Advice has a number of contributors to claim outcomes. Courtesy of ASIC, we now have data to quantify exactly how those help consumers at claim time compared to non-advised insurance. The data is in section 184 of the ASIC report - page 53. This is how it breaks down, by claim outcome:

Non-advised decline rate is 12%, compared to just 7% for advised channel claims. That is a huge variation: you are almost 70% more likely to have a claim declined in a non-advised channel product. Why is that? The chances are, its the product. Advisers do not sell the types of products that are commonly sold in non-advised channels. The differences will be mainly in pre-existing conditions exclusions and the absence of underwriting in many of these products. This is a valuable indication of the size of penalty that Quality Product Research Limited should consider when rating non-underwritten products. This may also be influenced by the adviser reviewing the potential claim, and pointing out when it really shouldn't be made.

Non-advised claim withdrawal rate is 11%, compared to 12% for advised channel claims. That gap is again bigger than it looks. The claims withdrawal rate could mean quite different things. An adviser may recommend putting in a marginal claim and withdraw it when it becomes obvious that it will not succeed. Or a client might make a claim and be talked out of it by an adviser - especially if the nature of the claim meant that it was, in fact, misrepresentation or fraud. We don't know, and it might be good to talk about this.

Non-advised partial claim acceptance is just 1%, compared to 3% for advised channel claims. This gap is again bigger than it looks. It will reflect a mix of things: the first is again product design. Advisers are more likely to choose complicated but comprehensive products which include partial payments. Non-advised channels, in their quest for simplicity, tend not to have these features. Another possibility is that advisers can advocate for payments for their clients under sections of their complex wordings that clients themselves might overlook even if they buy a complex product from a non-advised channel. Lastly advisers may be twisting insurance company arms: a client on their own is just one client, an adviser represents a large number of current and future clients too, which may prompt a little more flexibility in marginal cases. 

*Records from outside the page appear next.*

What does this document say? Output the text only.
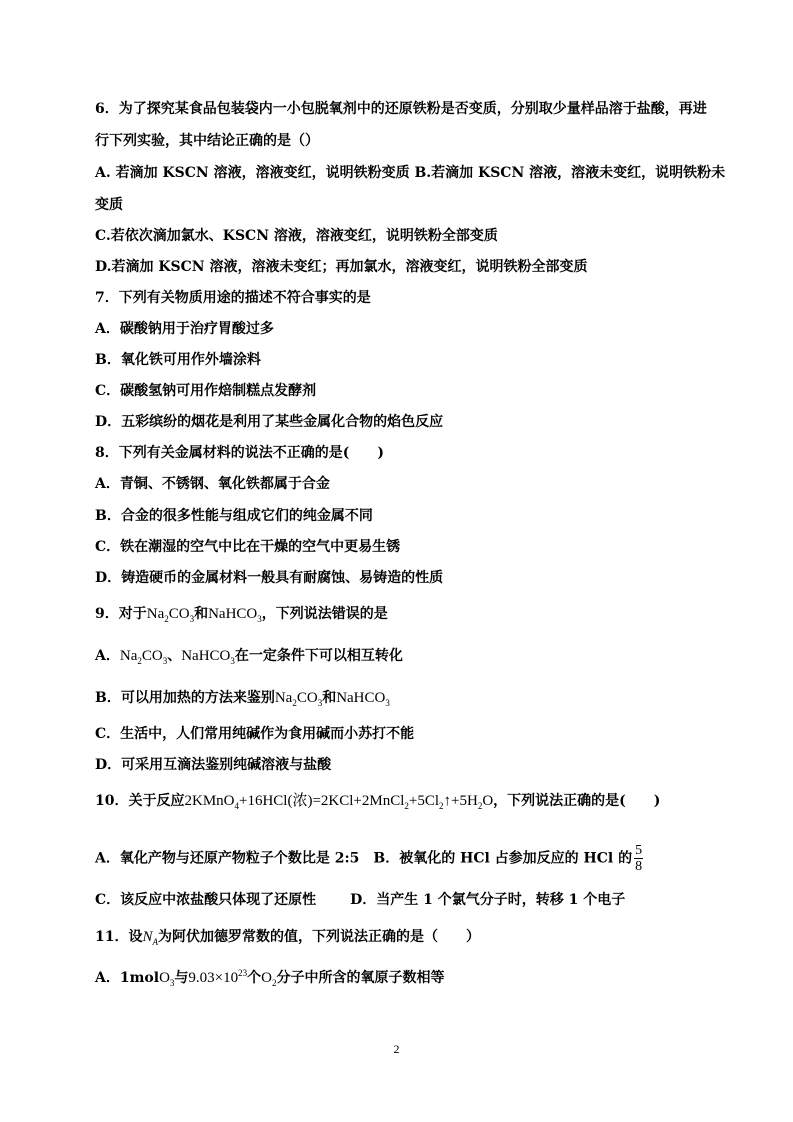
6．为了探究某食品包装袋内一小包脱氧剂中的还原铁粉是否变质，分别取少量样品溶于盐酸，再进
行下列实验，其中结论正确的是（）
A. 若滴加 KSCN 溶液，溶液变红，说明铁粉变质 B.若滴加 KSCN 溶液，溶液未变红，说明铁粉未
变质
C.若依次滴加氯水、KSCN 溶液，溶液变红，说明铁粉全部变质
D.若滴加 KSCN 溶液，溶液未变红；再加氯水，溶液变红，说明铁粉全部变质
7．下列有关物质用途的描述不符合事实的是
A．碳酸钠用于治疗胃酸过多
B．氧化铁可用作外墙涂料
C．碳酸氢钠可用作焙制糕点发酵剂
D．五彩缤纷的烟花是利用了某些金属化合物的焰色反应
8．下列有关金属材料的说法不正确的是(　　)
A．青铜、不锈钢、氧化铁都属于合金
B．合金的很多性能与组成它们的纯金属不同
C．铁在潮湿的空气中比在干燥的空气中更易生锈
D．铸造硬币的金属材料一般具有耐腐蚀、易铸造的性质
9．对于$Na_2CO_3$和NaHCO$_3$，下列说法错误的是
A．$Na_2CO_3$、NaHCO$_3$在一定条件下可以相互转化
B．可以用加热的方法来鉴别$Na_2CO_3$和NaHCO$_3$
C．生活中，人们常用纯碱作为食用碱而小苏打不能
D．可采用互滴法鉴别纯碱溶液与盐酸
10．关于反应2KMnO$_4$+16HCl(浓)$=2KCl+2MnCl_2+5Cl_2↑+5H_2O$，下列说法正确的是(　　)
A．氧化产物与还原产物粒子个数比是 2:5 B．被氧化的 HCl 占参加反应的 HCl 的 $\frac{5}{8}$
C．该反应中浓盐酸只体现了还原性 D．当产生 1 个氯气分子时，转移 1 个电子
11．设$N_A$为阿伏加德罗常数的值，下列说法正确的是（　　）
A．1molO$_3$与$9.03\times 10^{23}$个$O_2$分子中所含的氧原子数相等
2
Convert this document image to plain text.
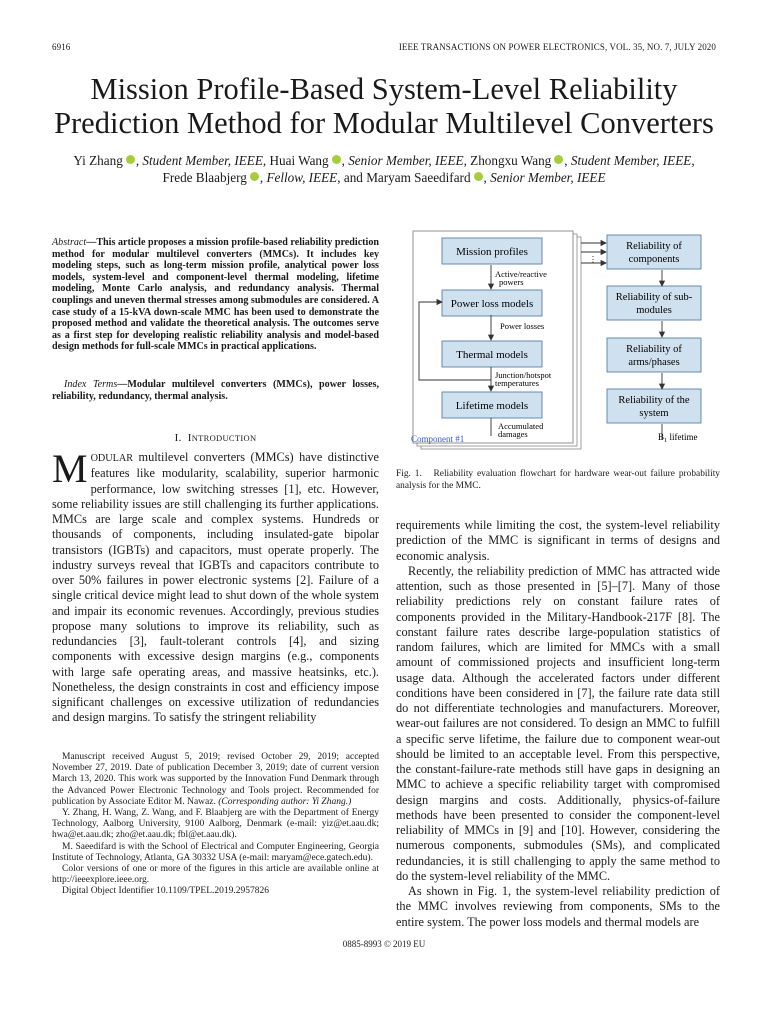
6916	IEEE TRANSACTIONS ON POWER ELECTRONICS, VOL. 35, NO. 7, JULY 2020
Mission Profile-Based System-Level Reliability Prediction Method for Modular Multilevel Converters
Yi Zhang , Student Member, IEEE, Huai Wang , Senior Member, IEEE, Zhongxu Wang , Student Member, IEEE,
Frede Blaabjerg , Fellow, IEEE, and Maryam Saeedifard , Senior Member, IEEE
Abstract—This article proposes a mission profile-based reliability prediction method for modular multilevel converters (MMCs). It includes key modeling steps, such as long-term mission profile, analytical power loss models, system-level and component-level thermal modeling, lifetime modeling, Monte Carlo analysis, and redundancy analysis. Thermal couplings and uneven thermal stresses among submodules are considered. A case study of a 15-kVA down-scale MMC has been used to demonstrate the proposed method and validate the theoretical analysis. The outcomes serve as a first step for developing realistic reliability analysis and model-based design methods for full-scale MMCs in practical applications.
Index Terms—Modular multilevel converters (MMCs), power losses, reliability, redundancy, thermal analysis.
I. INTRODUCTION
MODULAR multilevel converters (MMCs) have distinctive features like modularity, scalability, superior harmonic performance, low switching stresses [1], etc. However, some reliability issues are still challenging its further applications. MMCs are large scale and complex systems. Hundreds or thousands of components, including insulated-gate bipolar transistors (IGBTs) and capacitors, must operate properly. The industry surveys reveal that IGBTs and capacitors contribute to over 50% failures in power electronic systems [2]. Failure of a single critical device might lead to shut down of the whole system and impair its economic revenues. Accordingly, previous studies propose many solutions to improve its reliability, such as redundancies [3], fault-tolerant controls [4], and sizing components with excessive design margins (e.g., components with large safe operating areas, and massive heatsinks, etc.). Nonetheless, the design constraints in cost and efficiency impose significant challenges on excessive utilization of redundancies and design margins. To satisfy the stringent reliability

Manuscript received August 5, 2019; revised October 29, 2019; accepted November 27, 2019. Date of publication December 3, 2019; date of current version March 13, 2020. This work was supported by the Innovation Fund Denmark through the Advanced Power Electronic Technology and Tools project. Recommended for publication by Associate Editor M. Nawaz. (Corresponding author: Yi Zhang.)

Y. Zhang, H. Wang, Z. Wang, and F. Blaabjerg are with the Department of Energy Technology, Aalborg University, 9100 Aalborg, Denmark (e-mail: yiz@et.aau.dk; hwa@et.aau.dk; zho@et.aau.dk; fbl@et.aau.dk).

M. Saeedifard is with the School of Electrical and Computer Engineering, Georgia Institute of Technology, Atlanta, GA 30332 USA (e-mail: maryam@ece.gatech.edu).

Color versions of one or more of the figures in this article are available online at http://ieeexplore.ieee.org.

Digital Object Identifier 10.1109/TPEL.2019.2957826

Component #1
Mission profiles
Power loss models
Thermal models
Lifetime models
Reliability of
components
Reliability of sub-
modules
Reliability of
arms/phases
Reliability of the
system
Active/reactive
powers
Power losses
Junction/hotspot
temperatures
Accumulated
damages
⋮
$B_1$ lifetime
Fig. 1. Reliability evaluation flowchart for hardware wear-out failure probability analysis for the MMC.

requirements while limiting the cost, the system-level reliability prediction of the MMC is significant in terms of designs and economic analysis.

Recently, the reliability prediction of MMC has attracted wide attention, such as those presented in [5]–[7]. Many of those reliability predictions rely on constant failure rates of components provided in the Military-Handbook-217F [8]. The constant failure rates describe large-population statistics of random failures, which are limited for MMCs with a small amount of commissioned projects and insufficient long-term usage data. Although the accelerated factors under different conditions have been considered in [7], the failure rate data still do not differentiate technologies and manufacturers. Moreover, wear-out failures are not considered. To design an MMC to fulfill a specific serve lifetime, the failure due to component wear-out should be limited to an acceptable level. From this perspective, the constant-failure-rate methods still have gaps in designing an MMC to achieve a specific reliability target with compromised design margins and costs. Additionally, physics-of-failure methods have been presented to consider the component-level reliability of MMCs in [9] and [10]. However, considering the numerous components, submodules (SMs), and complicated redundancies, it is still challenging to apply the same method to do the system-level reliability of the MMC.

As shown in Fig. 1, the system-level reliability prediction of the MMC involves reviewing from components, SMs to the entire system. The power loss models and thermal models are

0885-8993 © 2019 EU
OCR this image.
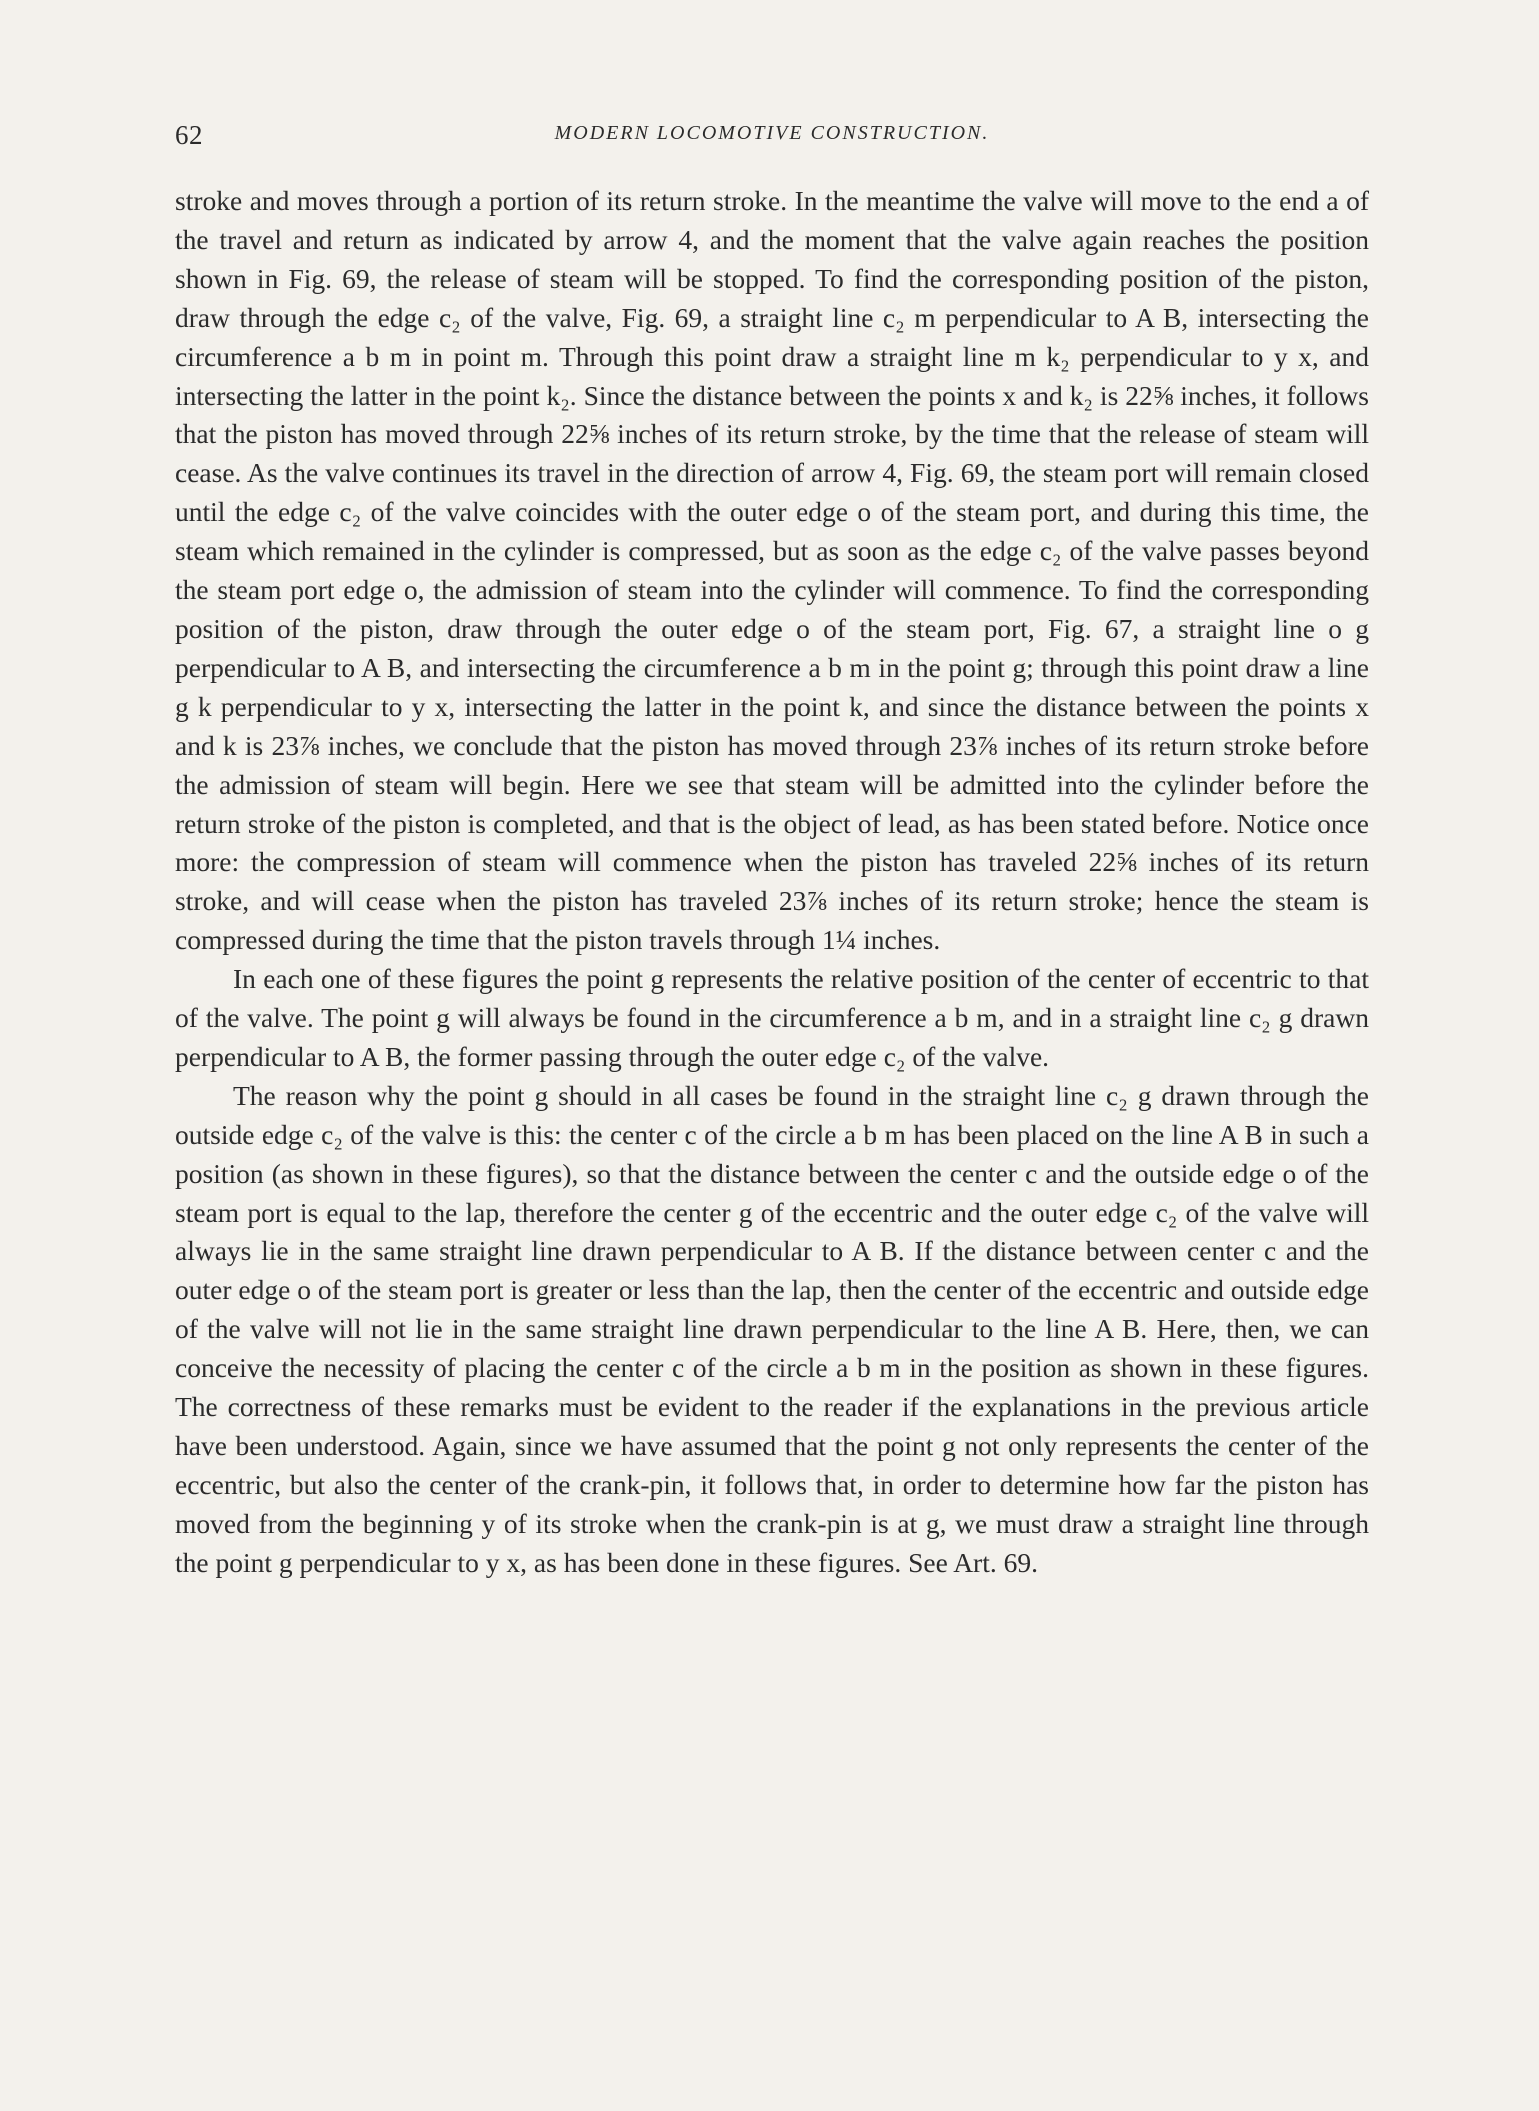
62	MODERN LOCOMOTIVE CONSTRUCTION.

stroke and moves through a portion of its return stroke. In the meantime the valve will move to the end a of the travel and return as indicated by arrow 4, and the moment that the valve again reaches the position shown in Fig. 69, the release of steam will be stopped. To find the corresponding position of the piston, draw through the edge c₂ of the valve, Fig. 69, a straight line c₂ m perpendicular to A B, intersecting the circumference a b m in point m. Through this point draw a straight line m k₂ perpendicular to y x, and intersecting the latter in the point k₂. Since the distance between the points x and k₂ is 22⅝ inches, it follows that the piston has moved through 22⅝ inches of its return stroke, by the time that the release of steam will cease. As the valve continues its travel in the direction of arrow 4, Fig. 69, the steam port will remain closed until the edge c₂ of the valve coincides with the outer edge o of the steam port, and during this time, the steam which remained in the cylinder is compressed, but as soon as the edge c₂ of the valve passes beyond the steam port edge o, the admission of steam into the cylinder will commence. To find the corresponding position of the piston, draw through the outer edge o of the steam port, Fig. 67, a straight line o g perpendicular to A B, and intersecting the circumference a b m in the point g; through this point draw a line g k perpendicular to y x, intersecting the latter in the point k, and since the distance between the points x and k is 23⅞ inches, we conclude that the piston has moved through 23⅞ inches of its return stroke before the admission of steam will begin. Here we see that steam will be admitted into the cylinder before the return stroke of the piston is completed, and that is the object of lead, as has been stated before. Notice once more: the compression of steam will commence when the piston has traveled 22⅝ inches of its return stroke, and will cease when the piston has traveled 23⅞ inches of its return stroke; hence the steam is compressed during the time that the piston travels through 1¼ inches.

In each one of these figures the point g represents the relative position of the center of eccentric to that of the valve. The point g will always be found in the circumference a b m, and in a straight line c₂ g drawn perpendicular to A B, the former passing through the outer edge c₂ of the valve.

The reason why the point g should in all cases be found in the straight line c₂ g drawn through the outside edge c₂ of the valve is this: the center c of the circle a b m has been placed on the line A B in such a position (as shown in these figures), so that the distance between the center c and the outside edge o of the steam port is equal to the lap, therefore the center g of the eccentric and the outer edge c₂ of the valve will always lie in the same straight line drawn perpendicular to A B. If the distance between center c and the outer edge o of the steam port is greater or less than the lap, then the center of the eccentric and outside edge of the valve will not lie in the same straight line drawn perpendicular to the line A B. Here, then, we can conceive the necessity of placing the center c of the circle a b m in the position as shown in these figures. The correctness of these remarks must be evident to the reader if the explanations in the previous article have been understood. Again, since we have assumed that the point g not only represents the center of the eccentric, but also the center of the crank-pin, it follows that, in order to determine how far the piston has moved from the beginning y of its stroke when the crank-pin is at g, we must draw a straight line through the point g perpendicular to y x, as has been done in these figures. See Art. 69.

Both channels have the same level of 'undetermined or unspecified' outcomes - of 3%

That leaves the 'Accepted in Full' category of claims at 74% for non-advised and 76% for advised channels.

Of course, these are only averages, for some companies the decline rates are higher, and some much higher. There also appears to be an interesting effect on the level of disputes, but we will write on that later. 

Lastly it should be pointed out that the claim acceptance rate on insurance you don't buy is always 0%. I am a great advocate for insurance and feel that non-advised cover fills an important gap for many people. 74% full claim success rate is a very, very, great deal better bet than not buying cover at all.